What is an Epidural Steroid Injection?

The Epidural Steroid Injection (‘ESI’) is a procedure where anaesthetic and anti-inflammatory medicine (cortisone) is injected into the epidural space to treat pain caused by irritation of the spinal nerves. A protective covering called the dural sac surrounds the spinal cord. It contains spinal fluid that bathes and nourishes the spinal cord. The space between the dural sac and the bones of the spinal column is known as the epidural space. Nerves that extend from the spinal cord, through the spinal column and to the body pass through the epidural space.

Before the procedure

You will require a driver to bring you to the clinic and drive you home. If you are diabetic, please discuss your medication schedule with your doctor (GP). Remind your doctor of all the prescription or over-the-counter medications and supplements you currently take.

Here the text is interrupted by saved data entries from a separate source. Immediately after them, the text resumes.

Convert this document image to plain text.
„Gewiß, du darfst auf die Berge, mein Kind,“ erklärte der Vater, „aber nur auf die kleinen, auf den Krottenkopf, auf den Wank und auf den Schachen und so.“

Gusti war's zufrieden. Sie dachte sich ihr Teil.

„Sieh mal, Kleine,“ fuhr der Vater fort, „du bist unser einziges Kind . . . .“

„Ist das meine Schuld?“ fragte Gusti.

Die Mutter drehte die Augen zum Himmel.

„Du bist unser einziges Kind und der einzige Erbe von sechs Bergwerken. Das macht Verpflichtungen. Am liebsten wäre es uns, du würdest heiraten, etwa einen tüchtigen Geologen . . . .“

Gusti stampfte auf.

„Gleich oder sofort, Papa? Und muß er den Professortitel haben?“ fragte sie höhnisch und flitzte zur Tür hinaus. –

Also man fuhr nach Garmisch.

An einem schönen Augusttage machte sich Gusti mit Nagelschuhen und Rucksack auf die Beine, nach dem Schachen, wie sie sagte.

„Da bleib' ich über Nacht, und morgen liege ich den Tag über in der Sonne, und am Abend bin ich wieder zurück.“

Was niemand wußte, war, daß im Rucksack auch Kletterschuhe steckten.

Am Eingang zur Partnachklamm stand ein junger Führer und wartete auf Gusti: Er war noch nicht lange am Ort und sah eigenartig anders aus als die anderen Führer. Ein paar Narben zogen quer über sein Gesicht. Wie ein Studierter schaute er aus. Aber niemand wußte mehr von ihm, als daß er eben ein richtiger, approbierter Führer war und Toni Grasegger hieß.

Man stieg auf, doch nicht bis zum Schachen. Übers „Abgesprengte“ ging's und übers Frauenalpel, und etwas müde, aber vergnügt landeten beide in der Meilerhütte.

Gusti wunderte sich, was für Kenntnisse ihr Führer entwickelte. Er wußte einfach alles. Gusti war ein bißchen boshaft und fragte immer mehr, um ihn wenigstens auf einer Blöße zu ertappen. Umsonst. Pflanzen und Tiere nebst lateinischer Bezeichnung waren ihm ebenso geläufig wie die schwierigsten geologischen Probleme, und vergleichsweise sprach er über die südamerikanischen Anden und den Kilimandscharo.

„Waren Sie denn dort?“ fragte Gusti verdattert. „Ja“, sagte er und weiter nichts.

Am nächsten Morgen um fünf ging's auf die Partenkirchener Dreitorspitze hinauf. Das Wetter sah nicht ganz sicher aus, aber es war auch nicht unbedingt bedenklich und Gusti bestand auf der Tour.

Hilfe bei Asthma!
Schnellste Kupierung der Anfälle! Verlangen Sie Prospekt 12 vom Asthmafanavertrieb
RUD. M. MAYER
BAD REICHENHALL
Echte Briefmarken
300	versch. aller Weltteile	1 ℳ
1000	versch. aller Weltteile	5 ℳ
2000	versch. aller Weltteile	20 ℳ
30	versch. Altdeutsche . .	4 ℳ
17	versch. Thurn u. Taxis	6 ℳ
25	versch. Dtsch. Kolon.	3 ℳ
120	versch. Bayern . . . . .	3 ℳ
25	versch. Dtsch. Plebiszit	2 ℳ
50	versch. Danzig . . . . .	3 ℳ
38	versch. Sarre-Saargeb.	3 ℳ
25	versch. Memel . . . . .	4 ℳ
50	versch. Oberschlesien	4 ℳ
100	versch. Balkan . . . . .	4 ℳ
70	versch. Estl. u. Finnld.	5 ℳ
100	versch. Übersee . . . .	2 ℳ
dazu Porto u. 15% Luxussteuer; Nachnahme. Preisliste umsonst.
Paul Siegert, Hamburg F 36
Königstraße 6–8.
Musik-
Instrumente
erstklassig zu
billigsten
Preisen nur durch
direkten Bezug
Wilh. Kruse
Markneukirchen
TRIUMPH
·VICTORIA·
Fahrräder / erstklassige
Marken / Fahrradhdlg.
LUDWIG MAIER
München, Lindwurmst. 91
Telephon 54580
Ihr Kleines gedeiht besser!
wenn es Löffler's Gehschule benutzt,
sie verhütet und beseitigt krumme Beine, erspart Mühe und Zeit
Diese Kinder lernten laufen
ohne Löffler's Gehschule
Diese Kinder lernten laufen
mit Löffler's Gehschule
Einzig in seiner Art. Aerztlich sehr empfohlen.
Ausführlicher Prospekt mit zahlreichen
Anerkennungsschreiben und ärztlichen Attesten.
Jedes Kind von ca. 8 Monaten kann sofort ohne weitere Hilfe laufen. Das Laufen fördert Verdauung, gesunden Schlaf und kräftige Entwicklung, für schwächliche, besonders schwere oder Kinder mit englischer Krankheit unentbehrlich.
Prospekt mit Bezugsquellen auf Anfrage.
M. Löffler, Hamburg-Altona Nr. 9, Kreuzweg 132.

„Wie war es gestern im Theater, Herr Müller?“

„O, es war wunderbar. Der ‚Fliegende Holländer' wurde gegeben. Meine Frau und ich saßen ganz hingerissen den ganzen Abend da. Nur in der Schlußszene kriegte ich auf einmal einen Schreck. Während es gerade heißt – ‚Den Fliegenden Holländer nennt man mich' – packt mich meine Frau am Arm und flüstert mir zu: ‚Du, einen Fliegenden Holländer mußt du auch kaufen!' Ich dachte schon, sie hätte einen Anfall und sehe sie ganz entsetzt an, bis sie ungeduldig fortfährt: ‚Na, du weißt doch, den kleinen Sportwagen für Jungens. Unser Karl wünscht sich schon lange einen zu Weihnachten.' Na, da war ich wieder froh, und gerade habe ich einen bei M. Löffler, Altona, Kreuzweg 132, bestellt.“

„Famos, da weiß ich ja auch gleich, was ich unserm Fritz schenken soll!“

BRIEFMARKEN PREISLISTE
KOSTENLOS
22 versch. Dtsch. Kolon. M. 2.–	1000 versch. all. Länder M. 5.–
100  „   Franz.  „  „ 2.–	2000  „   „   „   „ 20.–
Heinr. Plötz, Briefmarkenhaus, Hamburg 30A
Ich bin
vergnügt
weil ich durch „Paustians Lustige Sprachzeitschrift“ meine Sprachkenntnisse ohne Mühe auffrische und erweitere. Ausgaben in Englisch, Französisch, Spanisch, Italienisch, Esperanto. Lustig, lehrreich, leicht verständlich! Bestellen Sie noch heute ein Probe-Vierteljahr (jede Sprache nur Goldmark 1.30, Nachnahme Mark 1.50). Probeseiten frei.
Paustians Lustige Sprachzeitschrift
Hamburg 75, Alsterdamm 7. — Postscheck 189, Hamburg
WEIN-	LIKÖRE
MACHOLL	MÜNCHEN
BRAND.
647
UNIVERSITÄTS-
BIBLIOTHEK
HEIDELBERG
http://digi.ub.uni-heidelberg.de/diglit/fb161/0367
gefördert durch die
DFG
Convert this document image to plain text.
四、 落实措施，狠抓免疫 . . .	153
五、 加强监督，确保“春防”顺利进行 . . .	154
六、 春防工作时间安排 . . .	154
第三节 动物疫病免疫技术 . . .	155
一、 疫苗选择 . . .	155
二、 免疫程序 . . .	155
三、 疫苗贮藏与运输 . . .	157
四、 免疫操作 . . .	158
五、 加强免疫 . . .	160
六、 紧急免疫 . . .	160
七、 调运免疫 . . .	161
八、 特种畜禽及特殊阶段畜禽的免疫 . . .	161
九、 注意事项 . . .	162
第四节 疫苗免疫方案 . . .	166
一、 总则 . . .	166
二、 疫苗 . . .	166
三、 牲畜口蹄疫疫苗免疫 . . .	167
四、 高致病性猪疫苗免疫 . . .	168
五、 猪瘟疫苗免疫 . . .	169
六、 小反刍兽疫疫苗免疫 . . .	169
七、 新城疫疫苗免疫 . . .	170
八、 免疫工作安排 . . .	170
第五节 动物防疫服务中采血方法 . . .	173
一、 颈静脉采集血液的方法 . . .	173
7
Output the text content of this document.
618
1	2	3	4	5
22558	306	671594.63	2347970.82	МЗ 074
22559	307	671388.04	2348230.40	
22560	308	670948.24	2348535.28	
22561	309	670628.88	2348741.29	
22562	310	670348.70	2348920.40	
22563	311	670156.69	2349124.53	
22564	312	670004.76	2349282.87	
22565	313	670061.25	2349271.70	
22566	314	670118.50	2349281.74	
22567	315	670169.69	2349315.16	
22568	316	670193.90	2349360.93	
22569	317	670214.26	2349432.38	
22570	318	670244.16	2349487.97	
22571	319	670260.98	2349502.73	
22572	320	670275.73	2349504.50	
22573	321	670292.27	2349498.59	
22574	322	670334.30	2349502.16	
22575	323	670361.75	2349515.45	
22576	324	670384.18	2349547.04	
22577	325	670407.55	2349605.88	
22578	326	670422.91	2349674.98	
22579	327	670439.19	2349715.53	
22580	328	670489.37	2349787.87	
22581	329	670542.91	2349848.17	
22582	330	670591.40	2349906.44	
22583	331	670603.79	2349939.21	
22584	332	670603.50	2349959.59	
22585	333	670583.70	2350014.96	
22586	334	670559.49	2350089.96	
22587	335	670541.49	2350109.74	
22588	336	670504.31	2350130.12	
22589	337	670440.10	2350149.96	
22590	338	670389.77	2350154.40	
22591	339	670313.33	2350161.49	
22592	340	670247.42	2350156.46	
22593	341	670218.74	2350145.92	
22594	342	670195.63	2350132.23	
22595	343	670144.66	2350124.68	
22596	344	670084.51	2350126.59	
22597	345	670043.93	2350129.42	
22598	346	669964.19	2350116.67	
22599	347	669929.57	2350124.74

You may need to stop taking certain medications several days before the procedure (e.g. Warfarin, Aspirin or Plavix). It is very important to tell your doctor if you have had an allergic reaction to injected contrast before (CT, angiogram etc.)

During the scan

The ESI is performed in our CT room by one of our interventional radiologists. Your skin will be cleaned with an antiseptic solution, and then your radiologist will inject some local anaesthetic to cause skin numbness before the ESI. After the local anaesthetic takes effect the radiologist will insert another needle – using the aid of the CT scanner to confirm that the needle is in the correct position. A mixture of long acting anaesthetic and anti-inflammatory medicine (cortisone) will then be injected. The procedure normally takes 10-15 minutes.

After the procedure

You may experience some weakness and/or numbness in your legs (lumbar injection) for a few hours after the procedure. If so, please remain at the clinic until advised by the radiologist. Do not engage in any activities that require lifting, balance and coordination. Please also arrange for someone to drive you home and do not drive for the remainder of the day. It is likely and in most cases, you will be able to resume normal activities and return to work the following day. If the radiologist prescribes physical therapy it is very important that you adhere to this. Although you may feel much better immediately after the injection (due to the numbing medicine), there is a possibility your pain may return within a few hours. It may take up to 2-3 weeks for the cortisone medication to start working.


Bookings are required for this procedure.